Contrastive Predictive Coding Done Right for Mutual Information Estimation
2510.25983v1
cs.LG, cs.IT, math.IT, stat.ML
2025-11-01
Авторы:
J. Jon Ryu, Pavan Yeddanapudi, Xiangxiang Xu, Gregory W. Wornell
Abstract
The InfoNCE objective, originally introduced for contrastive representation
learning, has become a popular choice for mutual information (MI) estimation,
despite its indirect connection to MI. In this paper, we demonstrate why
InfoNCE should not be regarded as a valid MI estimator, and we introduce a
simple modification, which we refer to as InfoNCE-anchor, for accurate MI
estimation. Our modification introduces an auxiliary anchor class, enabling
consistent density ratio estimation and yielding a plug-in MI estimator with
significantly reduced bias. Beyond this, we generalize our framework using
proper scoring rules, which recover InfoNCE-anchor as a special case when the
log score is employed. This formulation unifies a broad spectrum of contrastive
objectives, including NCE, InfoNCE, and $f$-divergence variants, under a single
principled framework.
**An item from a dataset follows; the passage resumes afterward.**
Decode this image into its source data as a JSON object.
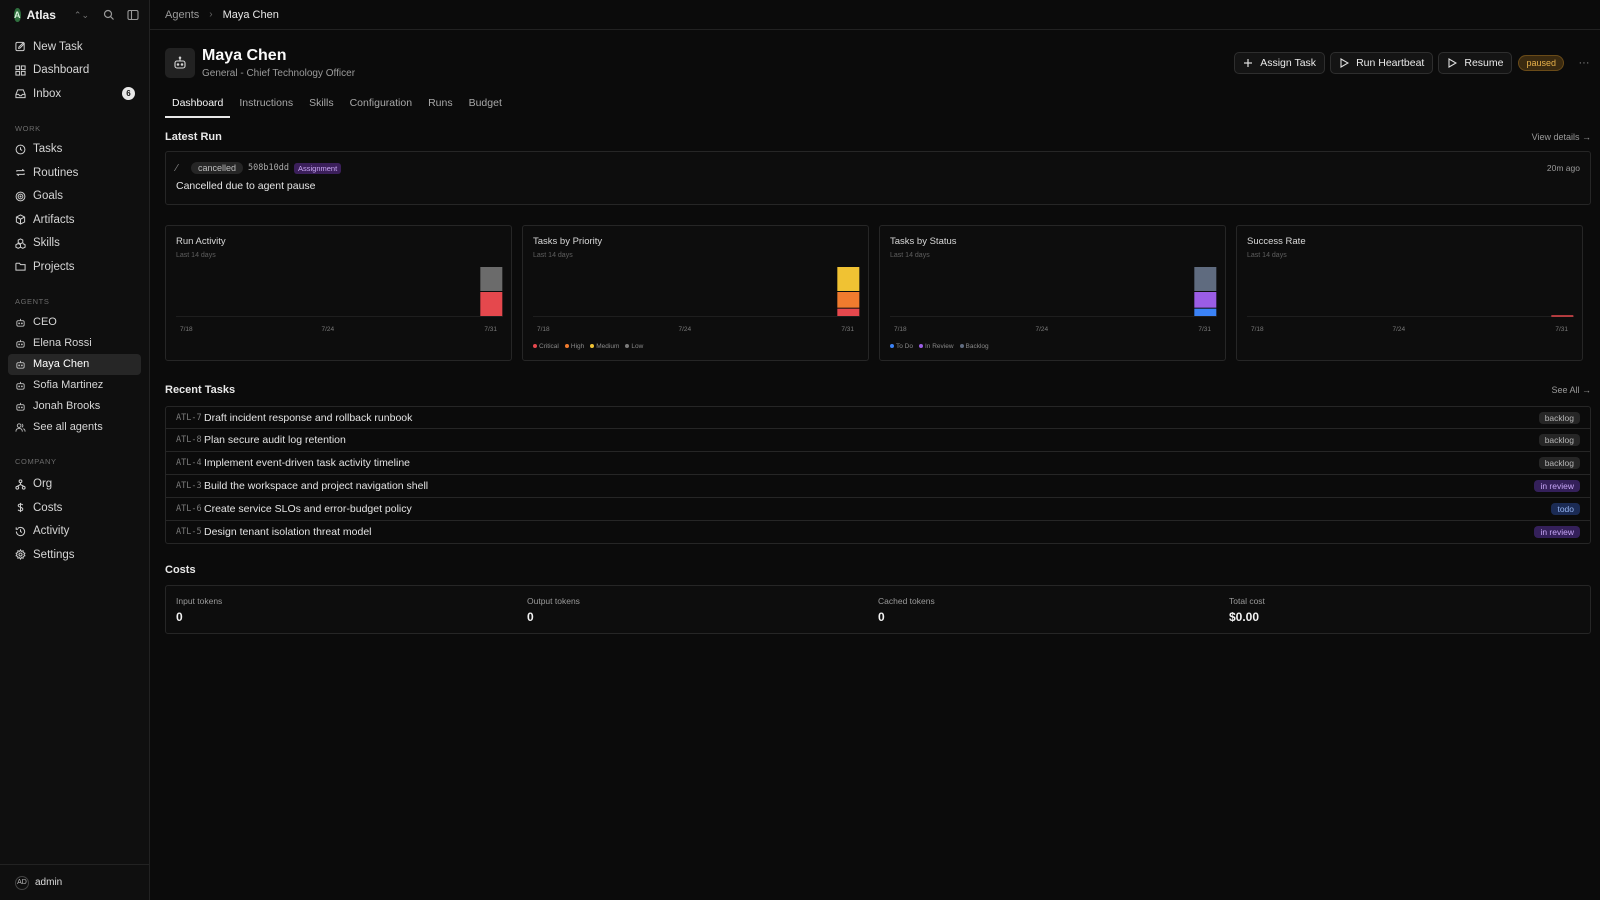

Empirically, we find that InfoNCE-anchor with the log
score achieves the most accurate MI estimates; however, in self-supervised
representation learning experiments, we find that the anchor does not improve
the downstream task performance. These findings corroborate that contrastive
representation learning benefits not from accurate MI estimation per se, but
from the learning of structured density ratios.